Friday, October 26, 2007

TV going the way of music?

How do people want to consume music? The answer, it is increasingly clear, is that people want SONGS, not albums. As Stephen Dubner of Freakonomics notes:

It strikes me as ironic that a new technology (digital music) may have accidentally forced record labels to abandon the status quo (releasing albums) and return to the past (selling singles). I sometimes think that the biggest mistake the record industry ever made was abandoning the pop single in the first place. Customers were forced to buy albums to get the one or two songs they loved; how many albums can you say that you truly love, or love even 50% of the songs — 10? 20? But now the people have spoken: they want one song at a time, digitally please, maybe even free.

How do people want to consume television? The rise of TV and DVR has increasingly shown tv execs that people, as always, want to consume shows on their own time, at their own pace, in their own way (TV, ipod, computer, etc.; without ads, in a row, 10-minutes at a time etc.). This is why NBC's decision to begin putting their shows for free online is genius....except the shows are only available to US IP addresses, which kind of misses the point (since the rest of the world is more wired than the US anyway; see this article about the US ranking 15th in internet connectedness).
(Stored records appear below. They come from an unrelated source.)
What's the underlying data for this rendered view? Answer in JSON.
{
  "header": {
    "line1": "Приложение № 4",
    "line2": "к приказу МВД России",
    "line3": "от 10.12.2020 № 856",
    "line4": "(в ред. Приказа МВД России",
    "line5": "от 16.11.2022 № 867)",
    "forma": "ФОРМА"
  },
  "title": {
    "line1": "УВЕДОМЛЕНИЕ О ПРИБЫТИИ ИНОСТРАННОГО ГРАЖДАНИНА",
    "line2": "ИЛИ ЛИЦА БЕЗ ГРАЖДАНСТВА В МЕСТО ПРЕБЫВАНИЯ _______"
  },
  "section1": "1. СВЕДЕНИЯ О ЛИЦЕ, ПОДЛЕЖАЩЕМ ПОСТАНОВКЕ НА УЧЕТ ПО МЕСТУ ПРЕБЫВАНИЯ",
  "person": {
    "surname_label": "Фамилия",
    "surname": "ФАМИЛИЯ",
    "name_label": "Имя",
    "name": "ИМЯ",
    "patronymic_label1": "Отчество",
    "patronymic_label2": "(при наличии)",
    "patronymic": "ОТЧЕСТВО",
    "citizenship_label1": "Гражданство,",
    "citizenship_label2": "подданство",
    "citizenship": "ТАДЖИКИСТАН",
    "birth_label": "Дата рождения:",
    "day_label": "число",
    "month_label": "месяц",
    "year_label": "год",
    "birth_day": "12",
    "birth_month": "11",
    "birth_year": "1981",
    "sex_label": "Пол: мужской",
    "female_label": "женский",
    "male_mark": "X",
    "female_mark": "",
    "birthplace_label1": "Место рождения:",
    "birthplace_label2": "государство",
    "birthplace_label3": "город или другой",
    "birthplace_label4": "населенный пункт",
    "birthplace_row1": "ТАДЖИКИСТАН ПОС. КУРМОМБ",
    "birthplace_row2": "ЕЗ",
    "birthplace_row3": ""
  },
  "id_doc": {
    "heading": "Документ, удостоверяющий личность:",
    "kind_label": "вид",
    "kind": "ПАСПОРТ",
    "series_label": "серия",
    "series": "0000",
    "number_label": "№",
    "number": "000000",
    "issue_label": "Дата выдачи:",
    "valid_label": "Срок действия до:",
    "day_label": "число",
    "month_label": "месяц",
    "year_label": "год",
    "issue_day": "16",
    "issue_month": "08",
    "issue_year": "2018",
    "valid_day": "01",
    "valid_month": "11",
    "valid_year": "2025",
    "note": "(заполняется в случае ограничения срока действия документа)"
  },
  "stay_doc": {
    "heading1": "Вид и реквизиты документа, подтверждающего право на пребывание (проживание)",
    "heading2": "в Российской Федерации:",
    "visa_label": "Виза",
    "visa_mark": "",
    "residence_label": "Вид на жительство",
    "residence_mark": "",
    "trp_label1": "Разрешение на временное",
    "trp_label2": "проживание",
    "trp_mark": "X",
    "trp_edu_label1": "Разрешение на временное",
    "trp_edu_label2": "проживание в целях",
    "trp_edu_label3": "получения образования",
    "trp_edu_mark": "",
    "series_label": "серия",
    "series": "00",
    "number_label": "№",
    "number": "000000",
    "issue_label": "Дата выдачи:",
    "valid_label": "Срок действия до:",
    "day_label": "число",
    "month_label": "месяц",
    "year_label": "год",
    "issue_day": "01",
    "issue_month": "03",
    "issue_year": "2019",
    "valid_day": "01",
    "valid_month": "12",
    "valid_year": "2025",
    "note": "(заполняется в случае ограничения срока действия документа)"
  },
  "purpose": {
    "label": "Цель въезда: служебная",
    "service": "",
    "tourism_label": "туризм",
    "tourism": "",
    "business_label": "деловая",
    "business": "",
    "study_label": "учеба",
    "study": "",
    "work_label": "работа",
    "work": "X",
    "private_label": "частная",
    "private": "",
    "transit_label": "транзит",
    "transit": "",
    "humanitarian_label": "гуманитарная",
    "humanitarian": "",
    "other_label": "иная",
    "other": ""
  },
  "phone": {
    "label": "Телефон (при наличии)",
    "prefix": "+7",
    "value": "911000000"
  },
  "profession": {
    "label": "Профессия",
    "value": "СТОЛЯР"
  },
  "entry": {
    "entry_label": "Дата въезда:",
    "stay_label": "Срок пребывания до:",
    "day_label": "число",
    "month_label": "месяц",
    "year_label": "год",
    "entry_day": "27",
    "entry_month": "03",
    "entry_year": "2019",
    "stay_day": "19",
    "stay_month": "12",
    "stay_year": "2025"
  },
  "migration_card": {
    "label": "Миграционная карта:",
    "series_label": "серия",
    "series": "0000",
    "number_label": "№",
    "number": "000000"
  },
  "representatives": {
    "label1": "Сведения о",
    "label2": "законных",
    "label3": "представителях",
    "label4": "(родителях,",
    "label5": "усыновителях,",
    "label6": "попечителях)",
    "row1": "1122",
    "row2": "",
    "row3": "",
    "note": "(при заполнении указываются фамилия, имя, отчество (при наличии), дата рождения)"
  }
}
Well, my favorite free tv website online, the late TV links, was shut down last week. In a move reminiscent of napster and its fight with the record industry, the site was shut down by the FACT (Federation against copywright theft) group. See this UK article: "One of the world's most-used pirate film websites has been closed after providing links to illegal versions of major Hollywood hits and TV shows."

HAH. Once again, they've missed the whole point, which is that online file-sharing and the essentially unlimited consumption freedom it confers is the future of entertainment, all entertainment (moreover, as this link notes: "On the facts that we know so far, it is difficult to see how the providing of links to infringing copies of TV shows gives rise to a civil or criminal liability under UK law").

Well, the article that got me all started on this is here, and is worth a full read. My favorite section is this:

It’s just stunning to see that the TV and film world haven’t sorted themselves out by making their programmes available for people to watch online - in the time between then and now. The end result? People are bypassing the owners of the content and going to any source where they can find the programmes. Hence the rise of sites like TV-Link and AllUC. Again we’ll see large media organisations shouting “FOUL!” and insisting that “Something must be done about this.” If they hadn’t spent so much time worrying about trying to get DRM working - treating their customers a thieves - and more time getting the content ready to be available to their customers, they might not have been in this position.

I would add that it is not only stunning, but frankly inexplicable. While music in the digital age requires a fundamentally different business model, it is not difficult for TV content providers (HBO through NBC, ABC, CBS etc.) to provide streaming video of all their programming. This can be done with advertising (even with embedded commercial breaks). The TV business, unlike the music business, is built like the internet!

Record labels have to change the way they sell music, but since most TV (with obvious exceptions) is provided free-of-charge, or at a nominal cost, with revenue earned through advertising, how does TV not jive with the internet? Free content, with revenue from advertising.....where have I heard that before? sounds familiar.......

Oh yeah! This is how GOOGLE is run, the kingpin of the internet! The internet is constructed on this model, where is internet TV!!!!!